Tomato Roasting Tips
- Easy cleanup. Line the baking sheet with parchment or foil before roasting.
- Blend safely. When pureeing hot liquids, fill the blender no more than three-quarters full and remove the center of the lid slightly to let steam escape, tilting the lid away from your face.

Recipe Tips
Small adjustments can tailor this soup to dietary needs and flavor preferences.
- Vegetarian/vegan. Use vegetable broth and vegan butter; replace half-and-half with coconut cream or a non-dairy creamer.
- Dairy-free. Use dairy-free butter and coconut cream in place of half-and-half.
- Boost flavor. Roast a few garlic cloves with the tomatoes, or stir in red pepper flakes or smoked paprika for heat and smokiness. Finish with grated parmesan or fresh basil.
- Adjust thickness. Simmer longer to thicken, or add a cornstarch slurry (1:1 cornstarch to cold water) a little at a time until the desired consistency is reached.
- To thin. Add extra broth or water to reach preferred consistency.


Serving Suggestions
This roasted tomato soup pairs beautifully with sandwiches and salads. Popular pairings include grilled cheese, Monte Cristo sandwiches, ham and cheese sliders, or a fresh green salad. A bread bowl, French bread, or soft rolls are great for dipping.

Storing Information
- Store. Refrigerate cooled soup in airtight containers for up to 5 days.
- Freeze. Freeze in freezer-safe containers for up to 3 months; thaw overnight in the fridge before reheating.
- Reheat. Warm single servings in the microwave, or reheat larger batches gently on the stovetop or in a slow cooker, stirring occasionally until heated through.
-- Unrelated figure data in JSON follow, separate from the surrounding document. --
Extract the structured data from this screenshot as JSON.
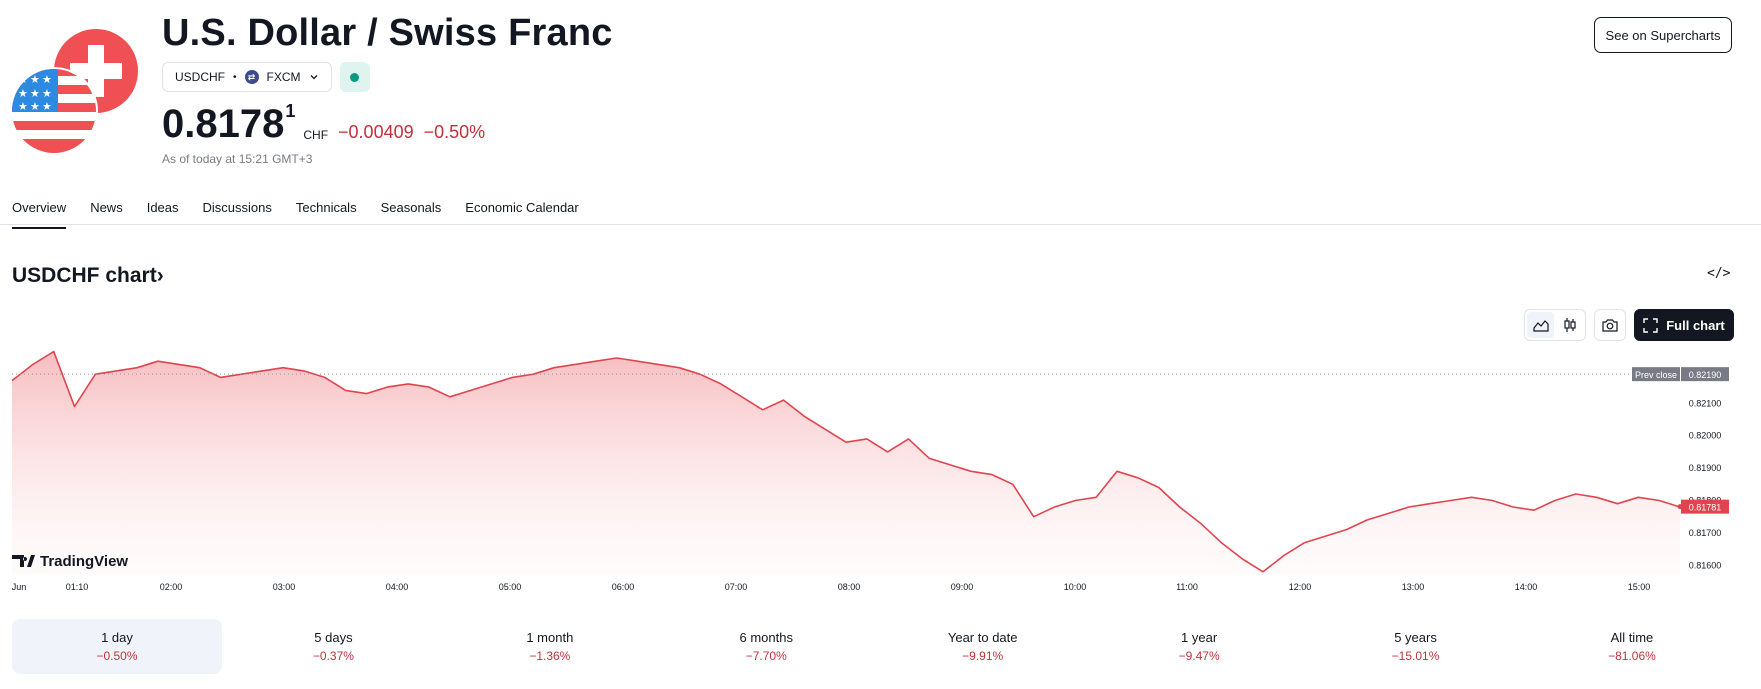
{
  "header": {
    "title": "U.S. Dollar / Swiss Franc",
    "symbol": "USDCHF",
    "exchange": "FXCM",
    "separator": "•",
    "price_main": "0.8178",
    "price_sup": "1",
    "currency": "CHF",
    "change_abs": "−0.00409",
    "change_pct": "−0.50%",
    "as_of": "As of today at 15:21 GMT+3",
    "supercharts_label": "See on Supercharts",
    "market_status_color": "#089981"
  },
  "tabs": [
    "Overview",
    "News",
    "Ideas",
    "Discussions",
    "Technicals",
    "Seasonals",
    "Economic Calendar"
  ],
  "chart_section": {
    "title": "USDCHF chart",
    "title_arrow": "›",
    "embed_icon": "</>",
    "full_chart_label": "Full chart",
    "watermark": "TradingView"
  },
  "chart_data": {
    "type": "area",
    "x_ticks": [
      "Jun",
      "01:10",
      "02:00",
      "03:00",
      "04:00",
      "05:00",
      "06:00",
      "07:00",
      "08:00",
      "09:00",
      "10:00",
      "11:00",
      "12:00",
      "13:00",
      "14:00",
      "15:00"
    ],
    "y_ticks": [
      "0.82100",
      "0.82000",
      "0.81900",
      "0.81800",
      "0.81700",
      "0.81600"
    ],
    "ylim": [
      0.8157,
      0.8228
    ],
    "prev_close": {
      "label": "Prev close",
      "value": 0.8219,
      "value_label": "0.82190"
    },
    "last_price": {
      "value": 0.81781,
      "value_label": "0.81781"
    },
    "series": [
      {
        "values": [
          0.8217,
          0.8222,
          0.8226,
          0.8209,
          0.8219,
          0.822,
          0.8221,
          0.8223,
          0.8222,
          0.8221,
          0.8218,
          0.8219,
          0.822,
          0.8221,
          0.822,
          0.8218,
          0.8214,
          0.8213,
          0.8215,
          0.8216,
          0.8215,
          0.8212,
          0.8214,
          0.8216,
          0.8218,
          0.8219,
          0.8221,
          0.8222,
          0.8223,
          0.8224,
          0.8223,
          0.8222,
          0.8221,
          0.8219,
          0.8216,
          0.8212,
          0.8208,
          0.8211,
          0.8206,
          0.8202,
          0.8198,
          0.8199,
          0.8195,
          0.8199,
          0.8193,
          0.8191,
          0.8189,
          0.8188,
          0.8185,
          0.8175,
          0.8178,
          0.818,
          0.8181,
          0.8189,
          0.8187,
          0.8184,
          0.8178,
          0.8173,
          0.8167,
          0.8162,
          0.8158,
          0.8163,
          0.8167,
          0.8169,
          0.8171,
          0.8174,
          0.8176,
          0.8178,
          0.8179,
          0.818,
          0.8181,
          0.818,
          0.8178,
          0.8177,
          0.818,
          0.8182,
          0.8181,
          0.8179,
          0.8181,
          0.818,
          0.8178
        ]
      }
    ],
    "grid": false,
    "color": "#e0454f"
  },
  "periods": [
    {
      "label": "1 day",
      "value": "−0.50%"
    },
    {
      "label": "5 days",
      "value": "−0.37%"
    },
    {
      "label": "1 month",
      "value": "−1.36%"
    },
    {
      "label": "6 months",
      "value": "−7.70%"
    },
    {
      "label": "Year to date",
      "value": "−9.91%"
    },
    {
      "label": "1 year",
      "value": "−9.47%"
    },
    {
      "label": "5 years",
      "value": "−15.01%"
    },
    {
      "label": "All time",
      "value": "−81.06%"
    }
  ],
  "colors": {
    "negative": "#c2313a",
    "accent_dark": "#131722"
  },
  "icons": {
    "flags": "us-ch-flags-icon",
    "chevron": "chevron-down-icon",
    "camera": "camera-icon",
    "fullscreen": "fullscreen-icon",
    "area": "area-chart-icon",
    "candles": "candles-icon"
  }
}
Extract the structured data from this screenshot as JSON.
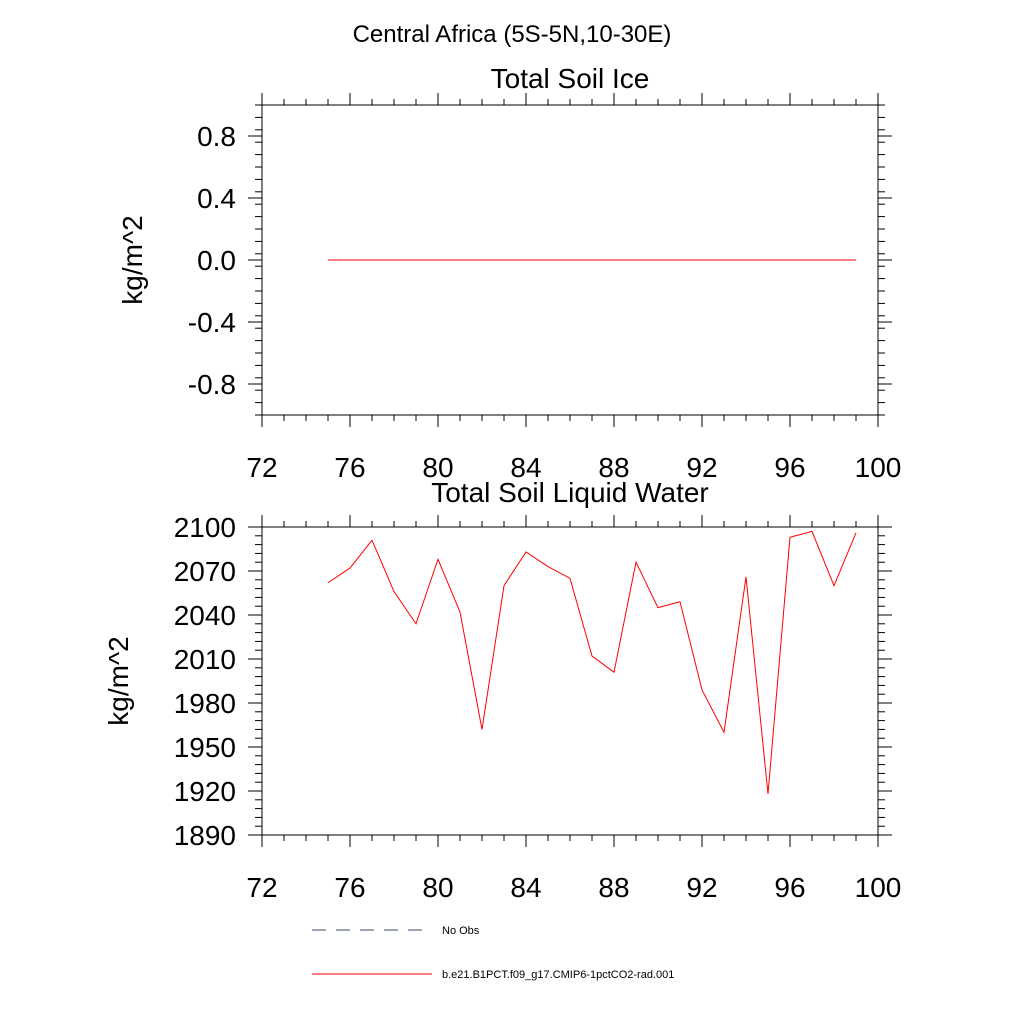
{
  "figure": {
    "suptitle": "Central Africa (5S-5N,10-30E)"
  },
  "chart_data": [
    {
      "type": "line",
      "title": "Total Soil Ice",
      "xlabel": "",
      "ylabel": "kg/m^2",
      "xlim": [
        72,
        100
      ],
      "ylim": [
        -1.0,
        1.0
      ],
      "x_ticks": [
        72,
        76,
        80,
        84,
        88,
        92,
        96,
        100
      ],
      "y_ticks": [
        -0.8,
        -0.4,
        0.0,
        0.4,
        0.8
      ],
      "y_tick_labels": [
        "-0.8",
        "-0.4",
        "0.0",
        "0.4",
        "0.8"
      ],
      "grid": false,
      "series": [
        {
          "name": "b.e21.B1PCT.f09_g17.CMIP6-1pctCO2-rad.001",
          "color": "#ff0000",
          "x": [
            75,
            76,
            77,
            78,
            79,
            80,
            81,
            82,
            83,
            84,
            85,
            86,
            87,
            88,
            89,
            90,
            91,
            92,
            93,
            94,
            95,
            96,
            97,
            98,
            99
          ],
          "values": [
            0,
            0,
            0,
            0,
            0,
            0,
            0,
            0,
            0,
            0,
            0,
            0,
            0,
            0,
            0,
            0,
            0,
            0,
            0,
            0,
            0,
            0,
            0,
            0,
            0
          ]
        }
      ]
    },
    {
      "type": "line",
      "title": "Total Soil Liquid Water",
      "xlabel": "",
      "ylabel": "kg/m^2",
      "xlim": [
        72,
        100
      ],
      "ylim": [
        1890,
        2100
      ],
      "x_ticks": [
        72,
        76,
        80,
        84,
        88,
        92,
        96,
        100
      ],
      "y_ticks": [
        1890,
        1920,
        1950,
        1980,
        2010,
        2040,
        2070,
        2100
      ],
      "y_tick_labels": [
        "1890",
        "1920",
        "1950",
        "1980",
        "2010",
        "2040",
        "2070",
        "2100"
      ],
      "grid": false,
      "series": [
        {
          "name": "b.e21.B1PCT.f09_g17.CMIP6-1pctCO2-rad.001",
          "color": "#ff0000",
          "x": [
            75,
            76,
            77,
            78,
            79,
            80,
            81,
            82,
            83,
            84,
            85,
            86,
            87,
            88,
            89,
            90,
            91,
            92,
            93,
            94,
            95,
            96,
            97,
            98,
            99
          ],
          "values": [
            2062,
            2072,
            2091,
            2056,
            2034,
            2078,
            2042,
            1962,
            2060,
            2083,
            2073,
            2065,
            2012,
            2001,
            2076,
            2045,
            2049,
            1989,
            1960,
            2066,
            1918,
            2093,
            2097,
            2060,
            2096
          ]
        }
      ]
    }
  ],
  "legend": {
    "placement": "bottom-left",
    "items": [
      {
        "label": "No Obs",
        "color": "#3a4a6b",
        "style": "dashed"
      },
      {
        "label": "b.e21.B1PCT.f09_g17.CMIP6-1pctCO2-rad.001",
        "color": "#ff0000",
        "style": "solid"
      }
    ]
  }
}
More Creamy Vegetable Soups

Carrot Soup
1 hr 25 mins

Butternut Squash Soup
1 hr 50 mins

Grilled Cheese and Tomato Soup

Tomato Bisque
20 mins

Roasted Tomato Soup Recipe
Video
Ingredients
- 3 pounds fresh tomatoes (mix larger and smaller varieties)
- 2 tablespoons olive oil
- 1 medium onion, cut into wedges
- Salt and pepper, to taste
- 6 tablespoons butter
- ⅓ cup flour
- 1 cup half and half (or heavy cream)
- 5 cups chicken or vegetable broth
- 1½ teaspoons salt
- 1 tablespoon sugar
- 1 teaspoon dried basil (or 1 Tbsp fresh)
- 1 teaspoon garlic powder
Instructions
- Preheat the oven to 450°F (230°C).
- Place tomatoes and onion on a rimmed baking sheet. Drizzle with olive oil and season with salt and pepper.
- Roast 25–30 minutes until softened and slightly caramelized. Cool 10–15 minutes.
- Blend roasted vegetables and pan juices until smooth. Strain if you prefer a very smooth texture.
- In a large pot, melt butter over medium heat. Stir in flour and cook 2–3 minutes until golden.
- Slowly whisk in half-and-half, then gradually add broth, whisking to combine and prevent lumps.
- Add salt, sugar, dried basil, and garlic powder. Stir in the tomato puree and simmer 10–15 minutes until thickened and flavorful.
Notes
Store. Refrigerate cooled soup in airtight containers for up to 5 days.
Freeze. Freeze in freezer-safe containers for up to 3 months. Thaw in the fridge before reheating.
Reheat. Warm in the microwave, on the stovetop, or in a slow cooker until heated through, stirring occasionally.
Nutrition
Calories: 289 kcal • Carbs: 21 g • Protein: 6 g • Fat: 22 g
Nutrition information is an approximation.